Courtyard.io: volumen y crecimiento
Es difícil exagerar el crecimiento que se está produciendo aquí, y también es difícil tomarlo al pie de la letra. Los inversores han inyectado dinero real y el volumen de operaciones se ha disparado.
| Hito | Cifra |
|---|---|
| Ronda de financiación inicial (noviembre de 2022) | 7 millones de dólares, liderados por NEA |
| Serie A (julio de 2025) | 30 millones de dólares, liderados por Forerunner Ventures. |
| Crecimiento del GMV | De aproximadamente 50.000 dólares al mes a aproximadamente 50 millones de dólares al mes en 18 meses. |
| Mes récord (agosto de 2025) | Volumen secundario de Pokémon de aproximadamente 78 millones de dólares |
| Clasificación semanal de NFT (abril de 2026) | N.º 1 a nivel mundial, ~$8,6 millones |
Eso representa un aumento de aproximadamente mil veces en el volumen mensual en un año y medio. En agosto de 2025, Courtyard estableció un mes récord con un volumen secundario de Pokémon de alrededor de 78 millones de dólares , superando en algunos puntos a colecciones de NFT de larga trayectoria. Ahora bien, la otra cara de la moneda. El precio mínimo de sus cartas se desplomó cerca de un 96 % desde un máximo de febrero de 2026 , y la liquidez disminuye rápidamente una vez que te alejas de los Pokémon más buscados. El volumen es real. También lo es la volatilidad.

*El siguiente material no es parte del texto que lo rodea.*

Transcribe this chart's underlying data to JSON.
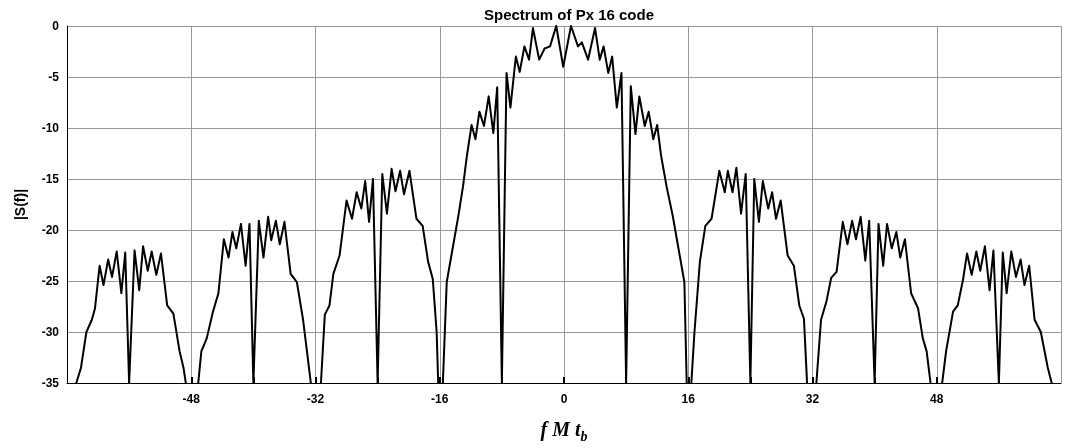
{
  "chart_data": {
    "type": "line",
    "title": "Spectrum of Px 16 code",
    "xlabel": "f M t$_{b}$",
    "ylabel": "|S(f)|",
    "xlim": [
      -64,
      64
    ],
    "ylim": [
      -35,
      0
    ],
    "xticks": [
      {
        "value": -56,
        "label": null
      },
      -48,
      {
        "value": -40,
        "label": null
      },
      -32,
      {
        "value": -24,
        "label": null
      },
      -16,
      {
        "value": -8,
        "label": null
      },
      0,
      {
        "value": 8,
        "label": null
      },
      16,
      {
        "value": 24,
        "label": null
      },
      32,
      {
        "value": 40,
        "label": null
      },
      48,
      {
        "value": 56,
        "label": null
      }
    ],
    "yticks": [
      -35,
      -30,
      -25,
      -20,
      -15,
      -10,
      -5,
      0
    ],
    "grid": true,
    "marker": "none",
    "line_style": "solid",
    "series": [
      {
        "color": "#000000",
        "x": [
          -62.8,
          -62.2,
          -61.5,
          -60.8,
          -60.4,
          -59.8,
          -59.3,
          -58.7,
          -58.2,
          -57.6,
          -57.0,
          -56.5,
          -56.0,
          -55.3,
          -54.7,
          -54.2,
          -53.6,
          -53.1,
          -52.5,
          -51.9,
          -51.1,
          -50.3,
          -49.5,
          -49.0,
          -48.7,
          -48,
          -47.1,
          -46.7,
          -46.0,
          -45.2,
          -44.5,
          -43.8,
          -43.2,
          -42.7,
          -42.2,
          -41.6,
          -41.0,
          -40.5,
          -40.0,
          -39.3,
          -38.7,
          -38.1,
          -37.7,
          -37.1,
          -36.6,
          -36.0,
          -35.2,
          -34.4,
          -33.6,
          -33.1,
          -32.6,
          -32,
          -31.3,
          -30.8,
          -30.2,
          -29.7,
          -28.9,
          -28.0,
          -27.3,
          -26.7,
          -26.1,
          -25.6,
          -25.1,
          -24.6,
          -24.0,
          -23.4,
          -22.8,
          -22.2,
          -21.7,
          -21.1,
          -20.6,
          -19.9,
          -19.0,
          -18.2,
          -17.5,
          -16.9,
          -16.4,
          -16.2,
          -16,
          -15.6,
          -15.1,
          -14.5,
          -13.6,
          -13.0,
          -12.5,
          -11.9,
          -11.4,
          -10.9,
          -10.3,
          -9.7,
          -9.1,
          -8.6,
          -8.0,
          -7.4,
          -6.9,
          -6.2,
          -5.7,
          -5.1,
          -4.5,
          -4.0,
          -3.2,
          -2.5,
          -1.8,
          -1.0,
          -0.1,
          0.9,
          1.8,
          2.3,
          3.1,
          4.0,
          4.6,
          5.1,
          5.7,
          6.2,
          6.8,
          7.4,
          8.0,
          8.6,
          9.2,
          9.7,
          10.4,
          10.9,
          11.5,
          12.0,
          12.5,
          13.2,
          14.0,
          14.9,
          15.5,
          15.8,
          16,
          16.4,
          16.8,
          17.5,
          18.2,
          19.0,
          20.0,
          20.7,
          21.1,
          21.7,
          22.2,
          22.8,
          23.4,
          24.0,
          24.5,
          25.1,
          25.6,
          26.3,
          26.8,
          27.3,
          27.9,
          28.8,
          29.6,
          30.3,
          30.9,
          31.3,
          32,
          32.5,
          33.1,
          33.8,
          34.4,
          35.1,
          35.9,
          36.5,
          37.1,
          37.6,
          38.2,
          38.8,
          39.3,
          40.0,
          40.5,
          41.1,
          41.6,
          42.2,
          42.8,
          43.3,
          43.9,
          44.7,
          45.6,
          46.2,
          46.7,
          47.2,
          48,
          48.7,
          49.2,
          50.1,
          50.7,
          51.4,
          51.9,
          52.5,
          53.1,
          53.6,
          54.2,
          54.8,
          55.3,
          56.0,
          56.5,
          57.0,
          57.6,
          58.2,
          58.8,
          59.3,
          59.9,
          60.6,
          61.4,
          62.3,
          62.8
        ],
        "values": [
          -35,
          -33.5,
          -30,
          -28.8,
          -27.7,
          -23.5,
          -25.4,
          -22.9,
          -24.6,
          -22.1,
          -26.2,
          -22.2,
          -35,
          -22.0,
          -25.9,
          -21.6,
          -24.0,
          -22.1,
          -24.4,
          -22.3,
          -27.4,
          -28.2,
          -31.9,
          -33.5,
          -35,
          null,
          -35,
          -31.9,
          -30.6,
          -28.0,
          -26.2,
          -20.9,
          -22.7,
          -20.2,
          -21.8,
          -19.4,
          -23.5,
          -19.4,
          -35,
          -19.1,
          -22.7,
          -18.7,
          -21.0,
          -19.1,
          -21.4,
          -19.2,
          -24.3,
          -25.1,
          -28.8,
          -31.9,
          -35,
          null,
          -35,
          -28.3,
          -27.4,
          -24.3,
          -22.5,
          -17.1,
          -18.9,
          -16.3,
          -17.9,
          -15.2,
          -19.2,
          -15.0,
          -35,
          -14.5,
          -18.4,
          -14.0,
          -16.2,
          -14.2,
          -16.5,
          -14.2,
          -18.9,
          -19.6,
          -23.1,
          -24.8,
          -30.0,
          -35,
          null,
          -35,
          -25.1,
          -22.5,
          -18.6,
          -15.7,
          -12.7,
          -9.7,
          -11.1,
          -8.4,
          -9.8,
          -6.9,
          -10.5,
          -6.0,
          -35,
          -4.6,
          -8.0,
          -3.0,
          -4.5,
          -2.0,
          -3.3,
          -0.2,
          -3.3,
          -2.2,
          -2.0,
          0,
          -4.0,
          0,
          -2.0,
          -1.6,
          -3.3,
          -0.2,
          -3.3,
          -2.0,
          -4.6,
          -3.0,
          -8.0,
          -4.6,
          -35,
          -5.9,
          -10.6,
          -6.9,
          -9.8,
          -8.4,
          -11.1,
          -9.7,
          -12.7,
          -15.7,
          -18.6,
          -22.5,
          -25.1,
          -35,
          null,
          -35,
          -30.0,
          -23.1,
          -19.6,
          -18.9,
          -14.2,
          -16.3,
          -14.2,
          -16.3,
          -13.9,
          -18.4,
          -14.5,
          -35,
          -15.0,
          -19.2,
          -15.2,
          -17.9,
          -16.3,
          -18.9,
          -17.1,
          -22.5,
          -23.5,
          -27.4,
          -28.7,
          -35,
          null,
          -35,
          -28.8,
          -27.0,
          -24.7,
          -24.1,
          -19.2,
          -21.4,
          -19.1,
          -20.9,
          -18.7,
          -23.0,
          -19.1,
          -35,
          -19.4,
          -23.5,
          -19.4,
          -21.8,
          -20.2,
          -22.7,
          -20.9,
          -26.2,
          -27.7,
          -30.6,
          -31.9,
          -35,
          null,
          -35,
          -31.9,
          -28.0,
          -27.4,
          -24.8,
          -22.3,
          -24.4,
          -22.1,
          -24.0,
          -21.6,
          -25.9,
          -22.0,
          -35,
          -22.2,
          -26.2,
          -22.1,
          -24.6,
          -22.9,
          -25.4,
          -23.5,
          -28.8,
          -30,
          -33.5,
          -35
        ]
      }
    ]
  }
}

Dos incertidumbres ensombrecen estas cifras. Los reguladores aún no han definido cómo deben tratarse los coleccionables tokenizados; al ser consultado sobre las cartas Pokémon tokenizadas en 2024, el entonces presidente de la SEC, Gary Gensler, básicamente respondió que necesitaba más información, lo cual dista mucho de ser una declaración de intenciones clara. Además, cada vez son más las voces que tachan el modelo de abrir paquetes como una forma de juego disfrazada de coleccionismo. Ninguno de estos problemas es fatal hoy. Ambos siguen sin resolverse y ambos podrían cambiar las reglas del juego mañana.

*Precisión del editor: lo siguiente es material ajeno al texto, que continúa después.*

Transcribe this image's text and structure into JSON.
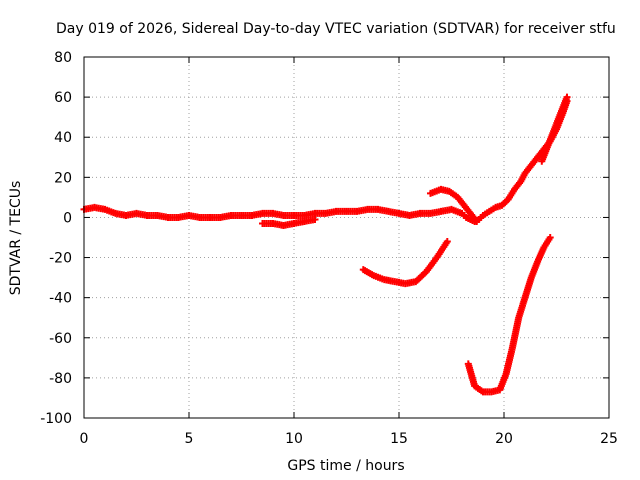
{
  "chart_data": {
    "type": "scatter",
    "title": "Day 019 of 2026, Sidereal Day-to-day VTEC variation (SDTVAR) for receiver stfu",
    "xlabel": "GPS time / hours",
    "ylabel": "SDTVAR / TECUs",
    "xlim": [
      0,
      25
    ],
    "ylim": [
      -100,
      80
    ],
    "xticks": [
      "0",
      "5",
      "10",
      "15",
      "20",
      "25"
    ],
    "yticks": [
      "-100",
      "-80",
      "-60",
      "-40",
      "-20",
      "0",
      "20",
      "40",
      "60",
      "80"
    ],
    "grid": true,
    "marker": "plus",
    "series_color": "#ff0000",
    "series": [
      {
        "x": [
          0,
          0.5,
          1,
          1.5,
          2,
          2.5,
          3,
          3.5,
          4,
          4.5,
          5,
          5.5,
          6,
          6.5,
          7,
          7.5,
          8,
          8.5,
          9,
          9.5,
          10,
          10.5,
          11,
          11.5,
          12,
          12.5,
          13,
          13.5,
          14,
          14.5,
          15,
          15.5,
          16,
          16.5,
          17,
          17.5,
          18,
          18.2,
          18.4,
          18.6,
          18.8,
          19,
          19.3,
          19.6,
          19.9,
          20.2,
          20.5,
          20.8,
          21,
          21.3,
          21.6,
          21.9,
          22.2,
          22.5,
          22.8,
          23
        ],
        "y": [
          4,
          5,
          4,
          2,
          1,
          2,
          1,
          1,
          0,
          0,
          1,
          0,
          0,
          0,
          1,
          1,
          1,
          2,
          2,
          1,
          1,
          1,
          2,
          2,
          3,
          3,
          3,
          4,
          4,
          3,
          2,
          1,
          2,
          2,
          3,
          4,
          2,
          0,
          -1,
          -2,
          -1,
          1,
          3,
          5,
          6,
          9,
          14,
          18,
          22,
          26,
          30,
          34,
          38,
          44,
          52,
          58
        ]
      },
      {
        "x": [
          8.5,
          9,
          9.5,
          10,
          10.5,
          11
        ],
        "y": [
          -3,
          -3,
          -4,
          -3,
          -2,
          -1
        ]
      },
      {
        "x": [
          16.5,
          17,
          17.4,
          17.8,
          18.1,
          18.4,
          18.7
        ],
        "y": [
          12,
          14,
          13,
          10,
          6,
          2,
          -2
        ]
      },
      {
        "x": [
          13.3,
          13.8,
          14.3,
          14.8,
          15.3,
          15.8,
          16.3,
          16.8,
          17.3
        ],
        "y": [
          -26,
          -29,
          -31,
          -32,
          -33,
          -32,
          -27,
          -20,
          -12
        ]
      },
      {
        "x": [
          18.3,
          18.6,
          19.0,
          19.4,
          19.8,
          20.1,
          20.4,
          20.7,
          21.0,
          21.3,
          21.6,
          21.9,
          22.2
        ],
        "y": [
          -73,
          -84,
          -87,
          -87,
          -86,
          -78,
          -65,
          -50,
          -40,
          -30,
          -22,
          -15,
          -10
        ]
      },
      {
        "x": [
          21.8,
          22.1,
          22.4,
          22.7,
          23.0
        ],
        "y": [
          28,
          36,
          44,
          52,
          60
        ]
      }
    ]
  }
}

¿Es Courtyard.io legítimo y merece la pena usarlo?
Esta es mi opinión sincera. Courtyard es una empresa real con respaldo real, tarjetas reales y un producto genuinamente innovador. La custodia de Brink's, su trayectoria en Y Combinator y sus aproximadamente 37,5 millones de dólares en financiación no son indicadores de una estafa. Si buscas acceder a tarjetas calificadas sin los inconvenientes del almacenamiento, el seguro y el envío, esta solución resuelve un problema real de manera eficaz.

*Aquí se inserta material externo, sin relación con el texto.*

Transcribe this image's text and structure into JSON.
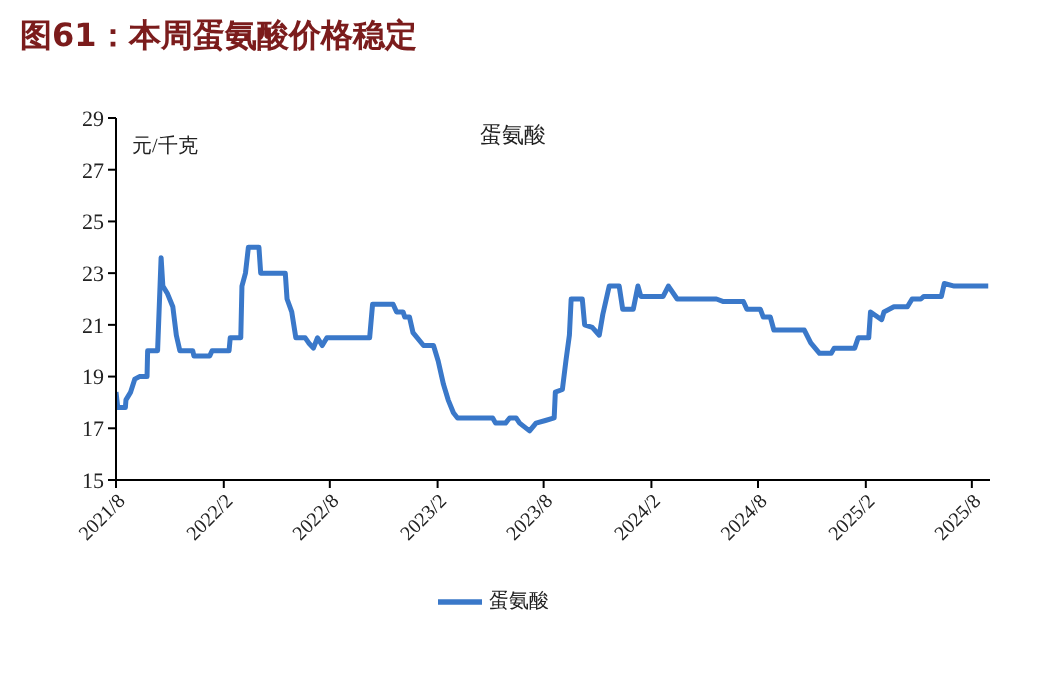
{
  "chart_data": {
    "type": "line",
    "title": "图61：本周蛋氨酸价格稳定",
    "subtitle": "蛋氨酸",
    "ylabel": "元/千克",
    "x": [
      "2021-08-01",
      "2021-08-04",
      "2021-08-17",
      "2021-08-18",
      "2021-08-26",
      "2021-09-02",
      "2021-09-10",
      "2021-09-23",
      "2021-09-24",
      "2021-10-11",
      "2021-10-17",
      "2021-10-20",
      "2021-10-28",
      "2021-11-06",
      "2021-11-12",
      "2021-11-18",
      "2021-12-10",
      "2021-12-12",
      "2022-01-08",
      "2022-01-12",
      "2022-02-10",
      "2022-02-12",
      "2022-03-02",
      "2022-03-04",
      "2022-03-10",
      "2022-03-15",
      "2022-04-02",
      "2022-04-05",
      "2022-05-17",
      "2022-05-20",
      "2022-05-28",
      "2022-06-04",
      "2022-06-20",
      "2022-06-26",
      "2022-07-04",
      "2022-07-11",
      "2022-07-19",
      "2022-07-27",
      "2022-10-08",
      "2022-10-13",
      "2022-11-17",
      "2022-11-23",
      "2022-12-04",
      "2022-12-07",
      "2022-12-15",
      "2022-12-21",
      "2023-01-08",
      "2023-01-25",
      "2023-02-02",
      "2023-02-11",
      "2023-02-19",
      "2023-02-28",
      "2023-03-07",
      "2023-05-06",
      "2023-05-11",
      "2023-05-28",
      "2023-06-04",
      "2023-06-15",
      "2023-06-21",
      "2023-07-08",
      "2023-07-19",
      "2023-08-04",
      "2023-08-19",
      "2023-08-21",
      "2023-09-02",
      "2023-09-08",
      "2023-09-14",
      "2023-09-17",
      "2023-10-06",
      "2023-10-10",
      "2023-10-23",
      "2023-11-04",
      "2023-11-10",
      "2023-11-21",
      "2023-12-08",
      "2023-12-14",
      "2024-01-01",
      "2024-01-09",
      "2024-01-14",
      "2024-02-21",
      "2024-03-01",
      "2024-03-16",
      "2024-05-22",
      "2024-06-03",
      "2024-07-07",
      "2024-07-13",
      "2024-08-05",
      "2024-08-10",
      "2024-08-22",
      "2024-08-28",
      "2024-10-19",
      "2024-10-30",
      "2024-11-14",
      "2024-12-04",
      "2024-12-09",
      "2025-01-13",
      "2025-01-19",
      "2025-02-06",
      "2025-02-09",
      "2025-02-28",
      "2025-03-04",
      "2025-03-21",
      "2025-04-13",
      "2025-04-21",
      "2025-05-06",
      "2025-05-11",
      "2025-06-10",
      "2025-06-15",
      "2025-07-02",
      "2025-08-29"
    ],
    "series": [
      {
        "name": "蛋氨酸",
        "color": "#3a78c9",
        "values": [
          18.4,
          17.8,
          17.8,
          18.1,
          18.4,
          18.9,
          19.0,
          19.0,
          20.0,
          20.0,
          23.6,
          22.5,
          22.2,
          21.7,
          20.6,
          20.0,
          20.0,
          19.8,
          19.8,
          20.0,
          20.0,
          20.5,
          20.5,
          22.5,
          23.0,
          24.0,
          24.0,
          23.0,
          23.0,
          22.0,
          21.5,
          20.5,
          20.5,
          20.3,
          20.1,
          20.5,
          20.2,
          20.5,
          20.5,
          21.8,
          21.8,
          21.5,
          21.5,
          21.3,
          21.3,
          20.7,
          20.2,
          20.2,
          19.6,
          18.7,
          18.1,
          17.6,
          17.4,
          17.4,
          17.2,
          17.2,
          17.4,
          17.4,
          17.2,
          16.9,
          17.2,
          17.3,
          17.4,
          18.4,
          18.5,
          19.6,
          20.6,
          22.0,
          22.0,
          21.0,
          20.9,
          20.6,
          21.4,
          22.5,
          22.5,
          21.6,
          21.6,
          22.5,
          22.1,
          22.1,
          22.5,
          22.0,
          22.0,
          21.9,
          21.9,
          21.6,
          21.6,
          21.3,
          21.3,
          20.8,
          20.8,
          20.3,
          19.9,
          19.9,
          20.1,
          20.1,
          20.5,
          20.5,
          21.5,
          21.2,
          21.5,
          21.7,
          21.7,
          22.0,
          22.0,
          22.1,
          22.1,
          22.6,
          22.5,
          22.5
        ]
      }
    ],
    "xlim": [
      "2021-08-01",
      "2025-09-01"
    ],
    "xticks": [
      {
        "value": "2021-08",
        "label": "2021/8"
      },
      {
        "value": "2022-02",
        "label": "2022/2"
      },
      {
        "value": "2022-08",
        "label": "2022/8"
      },
      {
        "value": "2023-02",
        "label": "2023/2"
      },
      {
        "value": "2023-08",
        "label": "2023/8"
      },
      {
        "value": "2024-02",
        "label": "2024/2"
      },
      {
        "value": "2024-08",
        "label": "2024/8"
      },
      {
        "value": "2025-02",
        "label": "2025/2"
      },
      {
        "value": "2025-08",
        "label": "2025/8"
      }
    ],
    "ylim": [
      15,
      29
    ],
    "yticks": [
      15,
      17,
      19,
      21,
      23,
      25,
      27,
      29
    ],
    "legend": "bottom",
    "marker": "none",
    "line_style": "solid"
  }
}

Las precauciones son igualmente válidas. El mecanismo de los paquetes implica pasos adicionales en el juego, y el hecho de que esté basado en blockchain no cambia las probabilidades. El estatus regulatorio de los coleccionables tokenizados es incierto, y una futura resolución podría modificar el modelo. La custodia depende de un único proveedor. Y esa caída del 96% nos recuerda que los ciclos de euforia en este ámbito son brutales. Por lo tanto: Courtyard es una plataforma útil para coleccionistas que valoran la liquidez y el almacenamiento seguro, pero una mala idea para quienes consideran los paquetes sorpresa como una estrategia de inversión. Úsala para lo que es. No te creas que la máquina tragamonedas da premios.